Este nihilismo, que configura la devaluación y vaciamiento del pensamiento utópico, es el trasfondo de la crisis política como praxis ideada para la transformación de la sociedad y la resolución de los problemas públicos. Ello marcha a la par de una pérdida de fe en el Estado como macroestructura institucional detonadora y dinamizadora del cambio social. El ideal absoluto y liberal del progreso –siglos XVIII y XIX– y del desarrollo –como su secuela a partir de la segunda mitad del siglo XX– también fueron erosionados y diezmados en las últimas décadas ante el fundamentalismo de mercado y la entronización del individualismo hedonista.
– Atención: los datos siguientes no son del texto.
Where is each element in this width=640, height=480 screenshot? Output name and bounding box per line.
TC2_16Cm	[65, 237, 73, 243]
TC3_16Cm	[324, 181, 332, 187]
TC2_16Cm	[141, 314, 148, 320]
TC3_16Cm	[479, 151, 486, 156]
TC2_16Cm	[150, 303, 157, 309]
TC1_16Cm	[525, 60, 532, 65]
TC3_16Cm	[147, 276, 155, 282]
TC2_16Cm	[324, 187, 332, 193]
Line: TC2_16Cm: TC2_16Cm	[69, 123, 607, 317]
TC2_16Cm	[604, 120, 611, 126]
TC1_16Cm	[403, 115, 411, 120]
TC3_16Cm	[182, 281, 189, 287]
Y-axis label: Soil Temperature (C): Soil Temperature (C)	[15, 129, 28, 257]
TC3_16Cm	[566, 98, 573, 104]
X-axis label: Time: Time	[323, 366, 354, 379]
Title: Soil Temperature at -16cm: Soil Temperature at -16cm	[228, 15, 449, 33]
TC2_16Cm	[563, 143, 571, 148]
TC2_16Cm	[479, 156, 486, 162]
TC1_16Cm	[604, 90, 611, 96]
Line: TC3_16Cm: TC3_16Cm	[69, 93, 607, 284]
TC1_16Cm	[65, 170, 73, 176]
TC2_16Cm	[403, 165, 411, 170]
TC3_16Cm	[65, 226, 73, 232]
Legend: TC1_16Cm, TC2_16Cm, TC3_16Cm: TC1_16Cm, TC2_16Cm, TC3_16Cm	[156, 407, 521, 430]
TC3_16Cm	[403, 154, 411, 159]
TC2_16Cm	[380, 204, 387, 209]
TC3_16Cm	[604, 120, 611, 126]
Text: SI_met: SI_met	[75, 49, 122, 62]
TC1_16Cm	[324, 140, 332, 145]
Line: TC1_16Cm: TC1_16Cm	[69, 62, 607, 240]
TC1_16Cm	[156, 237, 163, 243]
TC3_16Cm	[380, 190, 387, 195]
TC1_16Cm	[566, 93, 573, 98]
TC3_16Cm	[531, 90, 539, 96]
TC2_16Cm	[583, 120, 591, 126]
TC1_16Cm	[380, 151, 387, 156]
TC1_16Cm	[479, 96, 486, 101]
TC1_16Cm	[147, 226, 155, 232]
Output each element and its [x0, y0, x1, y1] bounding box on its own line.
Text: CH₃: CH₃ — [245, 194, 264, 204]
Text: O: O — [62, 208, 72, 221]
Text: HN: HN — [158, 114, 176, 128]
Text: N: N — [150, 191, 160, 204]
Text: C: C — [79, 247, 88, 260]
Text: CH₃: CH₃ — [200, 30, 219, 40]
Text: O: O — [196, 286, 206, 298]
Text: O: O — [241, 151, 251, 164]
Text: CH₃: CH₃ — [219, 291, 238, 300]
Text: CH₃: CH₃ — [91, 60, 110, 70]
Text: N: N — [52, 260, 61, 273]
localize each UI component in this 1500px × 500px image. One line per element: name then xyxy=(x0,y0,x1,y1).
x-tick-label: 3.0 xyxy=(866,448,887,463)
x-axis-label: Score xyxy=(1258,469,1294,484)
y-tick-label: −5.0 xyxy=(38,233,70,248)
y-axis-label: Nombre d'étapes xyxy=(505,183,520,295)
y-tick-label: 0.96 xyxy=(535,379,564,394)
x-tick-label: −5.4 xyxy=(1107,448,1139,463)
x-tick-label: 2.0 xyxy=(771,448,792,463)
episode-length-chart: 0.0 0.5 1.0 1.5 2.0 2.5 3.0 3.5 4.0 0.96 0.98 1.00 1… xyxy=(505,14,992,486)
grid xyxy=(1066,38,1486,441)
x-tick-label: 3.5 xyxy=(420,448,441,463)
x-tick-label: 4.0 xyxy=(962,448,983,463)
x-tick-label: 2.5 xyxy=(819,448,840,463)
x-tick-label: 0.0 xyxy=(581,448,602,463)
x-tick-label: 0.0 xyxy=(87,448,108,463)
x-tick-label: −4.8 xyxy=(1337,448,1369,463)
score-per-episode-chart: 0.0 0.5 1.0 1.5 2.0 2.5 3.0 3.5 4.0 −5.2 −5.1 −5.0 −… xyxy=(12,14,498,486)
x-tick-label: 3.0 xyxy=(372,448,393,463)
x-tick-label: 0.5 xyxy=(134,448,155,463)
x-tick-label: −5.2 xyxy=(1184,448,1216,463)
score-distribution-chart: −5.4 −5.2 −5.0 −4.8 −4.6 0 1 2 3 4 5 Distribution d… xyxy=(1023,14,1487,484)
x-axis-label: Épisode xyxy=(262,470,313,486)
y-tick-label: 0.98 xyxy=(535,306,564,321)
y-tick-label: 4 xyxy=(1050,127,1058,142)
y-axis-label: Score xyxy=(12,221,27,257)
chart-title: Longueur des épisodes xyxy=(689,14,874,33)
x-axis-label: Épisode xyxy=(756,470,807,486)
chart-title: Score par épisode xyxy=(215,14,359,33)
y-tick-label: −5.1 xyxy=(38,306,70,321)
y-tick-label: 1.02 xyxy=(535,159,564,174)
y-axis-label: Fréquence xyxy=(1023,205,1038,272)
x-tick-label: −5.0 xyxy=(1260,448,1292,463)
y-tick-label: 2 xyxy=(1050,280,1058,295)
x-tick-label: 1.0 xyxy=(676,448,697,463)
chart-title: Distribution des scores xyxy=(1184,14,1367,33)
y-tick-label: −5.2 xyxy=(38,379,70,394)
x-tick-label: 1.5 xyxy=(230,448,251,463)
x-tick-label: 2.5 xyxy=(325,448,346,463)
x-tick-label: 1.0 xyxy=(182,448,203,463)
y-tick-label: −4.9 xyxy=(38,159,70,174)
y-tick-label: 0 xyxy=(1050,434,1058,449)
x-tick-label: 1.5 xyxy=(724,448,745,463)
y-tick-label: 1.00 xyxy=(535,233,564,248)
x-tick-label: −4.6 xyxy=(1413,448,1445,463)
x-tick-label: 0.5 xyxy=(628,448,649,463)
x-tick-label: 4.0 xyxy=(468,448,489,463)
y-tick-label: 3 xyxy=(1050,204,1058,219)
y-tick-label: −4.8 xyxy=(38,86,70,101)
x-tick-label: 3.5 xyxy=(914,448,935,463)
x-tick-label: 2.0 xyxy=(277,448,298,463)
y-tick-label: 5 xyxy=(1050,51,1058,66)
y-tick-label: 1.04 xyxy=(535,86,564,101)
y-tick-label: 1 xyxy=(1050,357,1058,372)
Privilegiando con ello no la resolución o erradicación de los problemas públicos, sino su gestión y contención focalizada y paliativa (“lucha contra la pobreza”, “combate a la corrupción”, “guerra contra el narcotráfico”).
Michael Foucault, aquel filósofo que analizó entre otras cosas los discursos de verdad en términos de tecnología política alega que la principal característica de la racionalidad política radica en la "integración de los individuos a una comunidad o a una totalidad que resulta de una correlación permanente entre una individuación cada vez más extremada y la consolidación de la totalidad". ¿Cómo será posible ello si el común es la desfragmentación cada vez más acelerada?. Donde la sociedad está formada por un conjunto de esquizoides individualistas en plena crisis de sentido que no confían en lo conjunto, que está frustrado social e individualmente, en la resolución de los problemas sustantivos y cotidianos de la vida social. Abriendo las puertas a nuevas monstruosidades que pugnan por nacer, al mismo tiempo que una nueva época pugna por nacer, es necesio recordar las frases de Gramsi, para disponerse a pasar y sobrevivir en la noche de los monstruos hasta la llegada del alba. Decía Antonio Gramsci en sus tiempos respecto a la aparición del fascismo "El viejo mundo se muere. El nuevo tarda en aparecer. Y en este claroscuro surgen los monstruos".
Y hoy el monstruo no es otro que aquel "Hombre Esquizoide del Siglo XXI", es parte de nosotros mismos, de nuestra crisis civilizatoria que vivimos y soportamos todos los días.